The outcomes of first-generation EGFR-TKIs (Gefitnib and Erlotinib) have shown great advantages over traditional treatment strategies in patients with non-small cell lung cancer (NSCLC), but unfortunately we have to face the situation that most patients still fail to respond in the long term despite initially good control. Up to now, the mechanism of acquired resistance to EGFR-TKIs has not been fully clarified. Herein, we sought to compile the available clinical reports in the hope to better understanding the subsequent treatment choices, particularly on whether restoring after a drug holiday or switching to another EGFR-TKI is the better option after failure of one kind of EGFR-TKI.

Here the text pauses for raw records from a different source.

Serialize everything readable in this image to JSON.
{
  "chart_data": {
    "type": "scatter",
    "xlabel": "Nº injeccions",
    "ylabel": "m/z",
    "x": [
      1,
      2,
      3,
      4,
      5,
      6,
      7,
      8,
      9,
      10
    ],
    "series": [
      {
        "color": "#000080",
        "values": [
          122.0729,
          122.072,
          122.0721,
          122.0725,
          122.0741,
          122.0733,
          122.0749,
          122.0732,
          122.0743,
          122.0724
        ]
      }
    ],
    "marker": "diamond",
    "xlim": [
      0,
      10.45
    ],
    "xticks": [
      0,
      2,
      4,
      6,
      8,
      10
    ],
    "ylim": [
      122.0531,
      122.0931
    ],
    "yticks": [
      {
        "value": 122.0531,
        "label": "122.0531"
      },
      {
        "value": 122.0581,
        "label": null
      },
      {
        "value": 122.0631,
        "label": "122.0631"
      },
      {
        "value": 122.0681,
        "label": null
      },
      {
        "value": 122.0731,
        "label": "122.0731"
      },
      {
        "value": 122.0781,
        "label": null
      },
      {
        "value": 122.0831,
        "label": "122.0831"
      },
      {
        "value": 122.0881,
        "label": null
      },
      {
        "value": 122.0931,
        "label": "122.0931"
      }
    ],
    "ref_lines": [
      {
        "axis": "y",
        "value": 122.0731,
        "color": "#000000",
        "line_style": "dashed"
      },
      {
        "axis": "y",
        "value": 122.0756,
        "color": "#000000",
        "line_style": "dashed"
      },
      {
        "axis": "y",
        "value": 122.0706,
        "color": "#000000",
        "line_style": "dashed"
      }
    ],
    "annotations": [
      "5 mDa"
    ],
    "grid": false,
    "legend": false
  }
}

第一代表皮生长因子受体酪氨酸激酶抑制剂(吉非替尼和厄洛替尼)在非小细胞肺癌(NSCLC)患者中的治疗效果已显示出相对于传统治疗策略的巨大优势,但不幸的是,我们不得不面对这样的情况:尽管大多数患者最初控制良好,但从长期来看,仍有多数患者出现耐药。到目前为止,表皮生长因子受体酪氨酸激酶抑制剂获得性耐药的机制尚未完全阐明。在此,我们试图汇总现有的临床报告,以期更好地了解后续的治疗选择,特别是在一种表皮生长因子受体酪氨酸激酶抑制剂治疗失败后,停药后恢复用药还是换用另一种表皮生长因子受体酪氨酸激酶抑制剂是更好的选择。